Il G20 di Antalya (Turchia) del novembre 2015 aveva chiesto al Financial Stability Board (FSB – organismo internazionale di cui fanno parte tutti i Paesi del G20, più la Commissine UE e la Spagna, con il compito di monitorare il sistema finanziario mondiale per metterlo al riparo dai rischi di crisi), di continuare nella sua attività di coinvolgimento dei settori pubblici e privati per verificare come la Finanza tenga conto dei problemi correlati ai cambiamenti climatici, secondo l’originario mandato che gli era stato affidato dai Ministri finanziari e Governatori delle Banche centrali nella riunione G20 dell’aprile 2015.

Nel corso della COP21 di Parigi, l’attuale Capo FSB, il Governatore della Banca di Inghilterra Mark Carney, annunciava che l’ex Sindaco di New York Michael R. Bloomberg, sarebbe stato nominato alla guida di una task force, con il compito di prendere in considerazione i rischi finanziari associati ai cambiamenti climatici, “perché alcuni combustibili fossili dovranno rimanere sotto terra, quindi, carbone, petrolio e gas naturale potrebbero diventare attivi non recuperabili”.

L’iniziativa veniva lanciata all’indomani dell’indagine avviata sulla Exxon Mobil dal Procuratore generale di New York, a cui si sono associati 16 Stati USA, dopo la richiesta del Senatore del Vermont Bernie Sanders, l’attuale candidato alla corsa per la Casa Bianca per il Partito Democratico, di indagare su possibili frodi compiute dal colosso petrolifero. La richiesta di Sanders seguiva le clamorose rivelazioni di InsideClimate News, secondo cui la Exxon Mobil avrebbe taciuto al pubblico e agli azionisti la verità che conosceva da tempo sulle correlazioni tra le emissioni di CO2 in atmosfera e i cambiamenti climatici e la loro potenziale pericolosità, “diffondendo la disinformazione per proteggere un modello economico a spese dell’intero pianeta”, ha scritto il Senatore che ha paragonato tale comportamento a quello dell’industria del tabacco che ha sottaciuto per decenni i rapporti scientifici che indicavano i rischi sulla salute umana derivanti dal fumo.

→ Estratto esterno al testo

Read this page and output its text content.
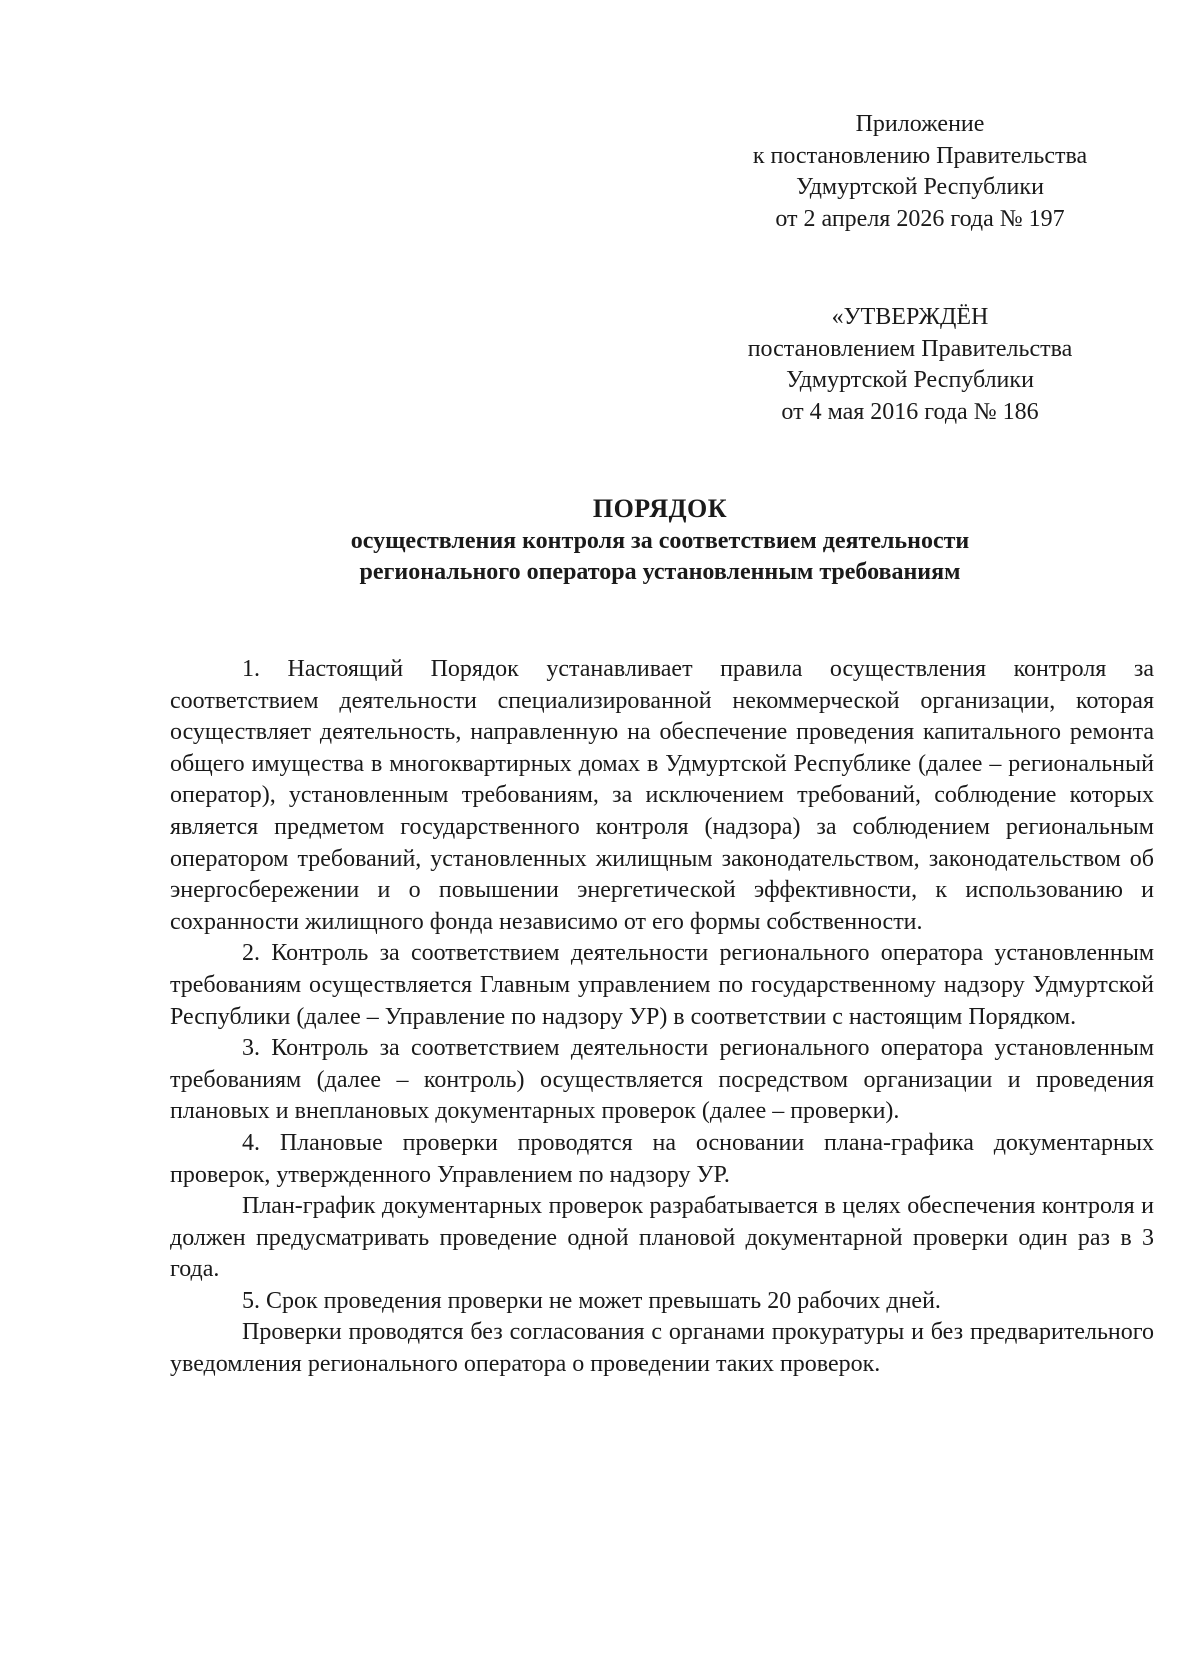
Приложение
к постановлению Правительства
Удмуртской Республики
от 2 апреля 2026 года № 197
«УТВЕРЖДЁН
постановлением Правительства
Удмуртской Республики
от 4 мая 2016 года № 186
ПОРЯДОК
осуществления контроля за соответствием деятельности
регионального оператора установленным требованиям

1. Настоящий Порядок устанавливает правила осуществления контроля за соответствием деятельности специализированной некоммерческой организации, которая осуществляет деятельность, направленную на обеспечение проведения капитального ремонта общего имущества в многоквартирных домах в Удмуртской Республике (далее – региональный оператор), установленным требованиям, за исключением требований, соблюдение которых является предметом государственного контроля (надзора) за соблюдением региональным оператором требований, установленных жилищным законодательством, законодательством об энергосбережении и о повышении энергетической эффективности, к использованию и сохранности жилищного фонда независимо от его формы собственности.

2. Контроль за соответствием деятельности регионального оператора установленным требованиям осуществляется Главным управлением по государственному надзору Удмуртской Республики (далее – Управление по надзору УР) в соответствии с настоящим Порядком.

3. Контроль за соответствием деятельности регионального оператора установленным требованиям (далее – контроль) осуществляется посредством организации и проведения плановых и внеплановых документарных проверок (далее – проверки).

4. Плановые проверки проводятся на основании плана-графика документарных проверок, утвержденного Управлением по надзору УР.

План-график документарных проверок разрабатывается в целях обеспечения контроля и должен предусматривать проведение одной плановой документарной проверки один раз в 3 года.

5. Срок проведения проверки не может превышать 20 рабочих дней.

Проверки проводятся без согласования с органами прокуратуры и без предварительного уведомления регионального оператора о проведении таких проверок.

Parlando del suo ruolo, Michael R. Bloomberg ha detto che “È fondamentale che le industrie e gli investitori comprendano i rischi connessi al cambiamento climatico, anche se attualmente vi è poca trasparenza. Nessun uomo d’affari può sopravvivere senza dire che il cambiamento climatico è reale. Le compagnie petrolifere dovranno capire come gestire un’impresa, avere un mondo in cui vivere e allora troveranno un certo equilibrio”.

La Task Force dovrebbe svolgere il suo compito in 2 fasi:
– nella prima fase, prevista entro marzo 2016, si sarebbero definiti scopi ed obiettivi del proprio lavoro;
– nella seconda fase, da concludersi entro la fine dell’anno, dovrebbero essere elaborate specifiche raccomandazioni per fornire informazioni coerenti, comparabili, affidabili, chiare ed efficaci sui rischi finanziari correlati ai cambiamenti climatici, compresa la sensibilizzazione dell’opinione pubblica.

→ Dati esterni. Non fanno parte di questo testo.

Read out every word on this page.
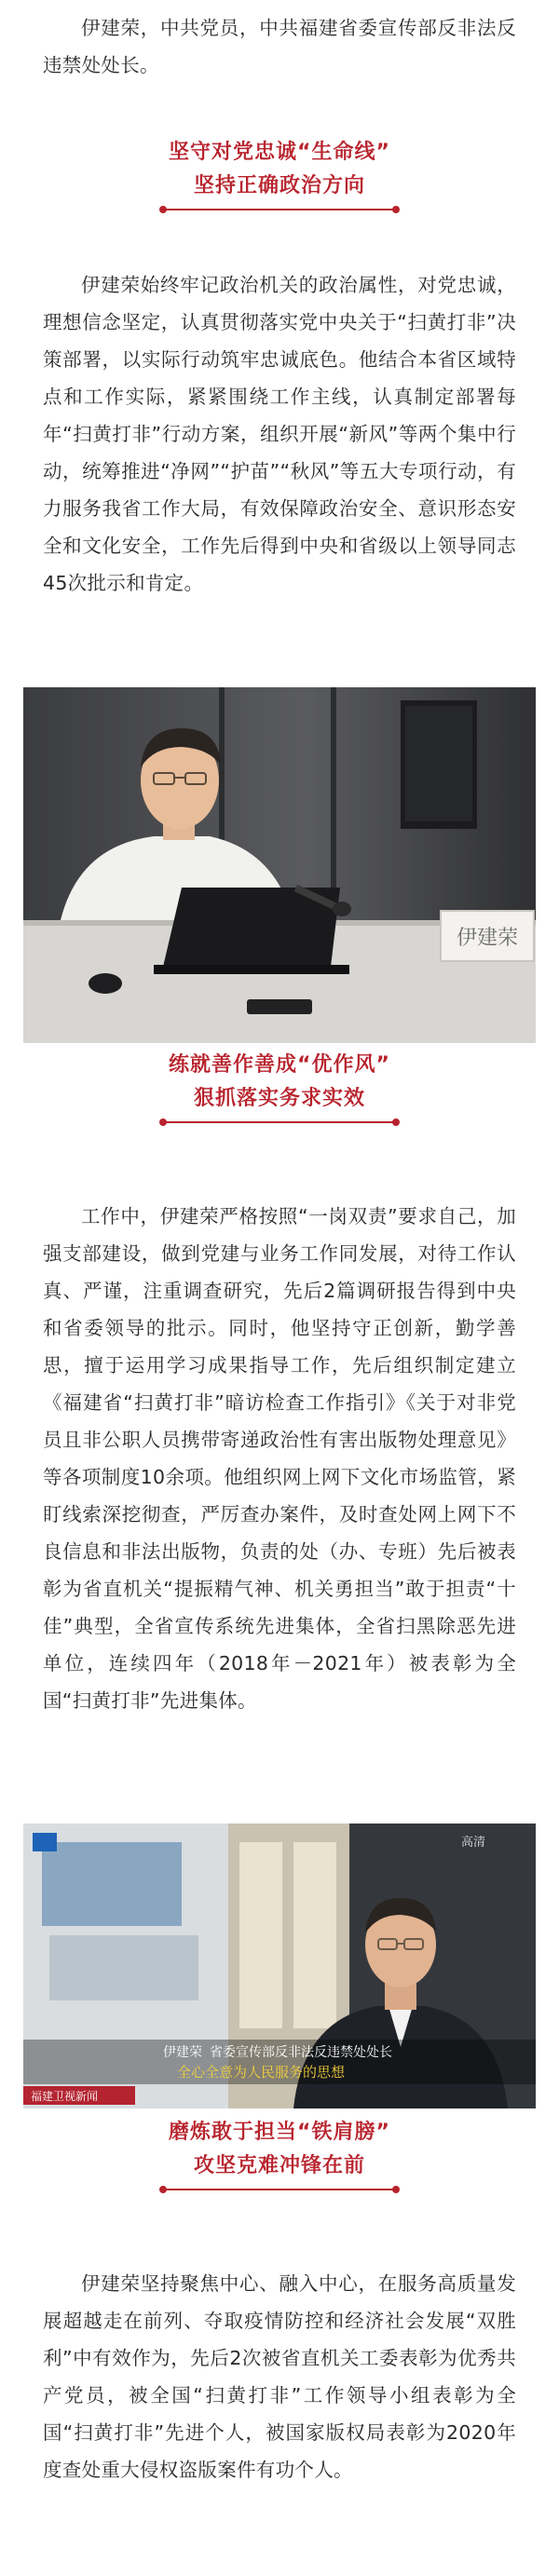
伊建荣，中共党员，中共福建省委宣传部反非法反违禁处处长。

坚守对党忠诚“生命线”
坚持正确政治方向

伊建荣始终牢记政治机关的政治属性，对党忠诚，理想信念坚定，认真贯彻落实党中央关于“扫黄打非”决策部署，以实际行动筑牢忠诚底色。他结合本省区域特点和工作实际，紧紧围绕工作主线，认真制定部署每年“扫黄打非”行动方案，组织开展“新风”等两个集中行动，统筹推进“净网”“护苗”“秋风”等五大专项行动，有力服务我省工作大局，有效保障政治安全、意识形态安全和文化安全，工作先后得到中央和省级以上领导同志45次批示和肯定。

伊建荣
练就善作善成“优作风”
狠抓落实务求实效

工作中，伊建荣严格按照“一岗双责”要求自己，加强支部建设，做到党建与业务工作同发展，对待工作认真、严谨，注重调查研究，先后2篇调研报告得到中央和省委领导的批示。同时，他坚持守正创新，勤学善思，擅于运用学习成果指导工作，先后组织制定建立《福建省“扫黄打非”暗访检查工作指引》《关于对非党员且非公职人员携带寄递政治性有害出版物处理意见》等各项制度10余项。他组织网上网下文化市场监管，紧盯线索深挖彻查，严厉查办案件，及时查处网上网下不良信息和非法出版物，负责的处（办、专班）先后被表彰为省直机关“提振精气神、机关勇担当”敢于担责“十佳”典型，全省宣传系统先进集体，全省扫黑除恶先进单位，连续四年（2018年－2021年）被表彰为全国“扫黄打非”先进集体。

高清
伊建荣 省委宣传部反非法反违禁处处长
全心全意为人民服务的思想
福建卫视新闻
磨炼敢于担当“铁肩膀”
攻坚克难冲锋在前

伊建荣坚持聚焦中心、融入中心，在服务高质量发展超越走在前列、夺取疫情防控和经济社会发展“双胜利”中有效作为，先后2次被省直机关工委表彰为优秀共产党员，被全国“扫黄打非”工作领导小组表彰为全国“扫黄打非”先进个人，被国家版权局表彰为2020年度查处重大侵权盗版案件有功个人。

Ebbene, il 31 marzo 2016 è stato pubblicato il Rapporto “Phase I Report of Task Force on Climate-Related Financial Disclosures” che, presentando i risultati della sua revisione di alto livello sull’informazione dei rischi finanziari legati ai cambiamenti climatici, sottolinea come l’attuale sistema di segnalazione sia irregolare e incoerente, nonostante i progressi in merito fatti da alcuni Governi e da ONG per incoraggiarne la diffusione.

Vengono individuati 7 principi base di una comunicazione efficace, sulla base dei quali verranno definite le raccomandazioni che saranno elaborate entro la fine dell’anno:
1. pertinenti informazioni concrete;
2. che siano specifiche e complete;
3. che siano chiare, equilibrate e comprensibili;
4. che siano coerenti nel tempo;
5. che siano paragonabili tra le aziende all’interno di un settore, di un industria o di un pacchetto di investimenti;
6. che siano affidabili, verificabili e obiettive;
7. che vengano fornite in maniera tempestiva.

Secondo la Task Force, la maggior parte delle persone ha una conoscenza di base degli impatti ambientali dei cambiamenti climatici. A molti bambini oggi viene insegnato a scuola che l’aumento dei livelli di anidride carbonica nell’atmosfera provoca lo scioglimento delle calotte artiche, mentre anche quelli che non hanno livelli alti di istruzione dovrebbero egualmente essere in grado di dedurre gli effetti sul riscaldamento globale determinati dall’aumento delle emissioni, attraverso le notizie di stampa sugli eventi meteorologici estremi. Tuttavia, pochi hanno una chiara comprensione dei rischi che i cambiamenti climatici rappresentano per il settore finanziario mondiale. Inoltre, molte aziende riferiscono delle loro dirette emissioni di gas serra, ma poche si impegnano nella ricerca di prevedere quanto sia vulnerabile il loro business e al riparo dei rischi finanziari derivanti dagli impatti dei cambiamenti climatici. E le poche che lo fanno hanno un sistema di rilevazione così incoerente e frammentato che le informazioni che forniscono sono di scarsa utilità per gli investitori.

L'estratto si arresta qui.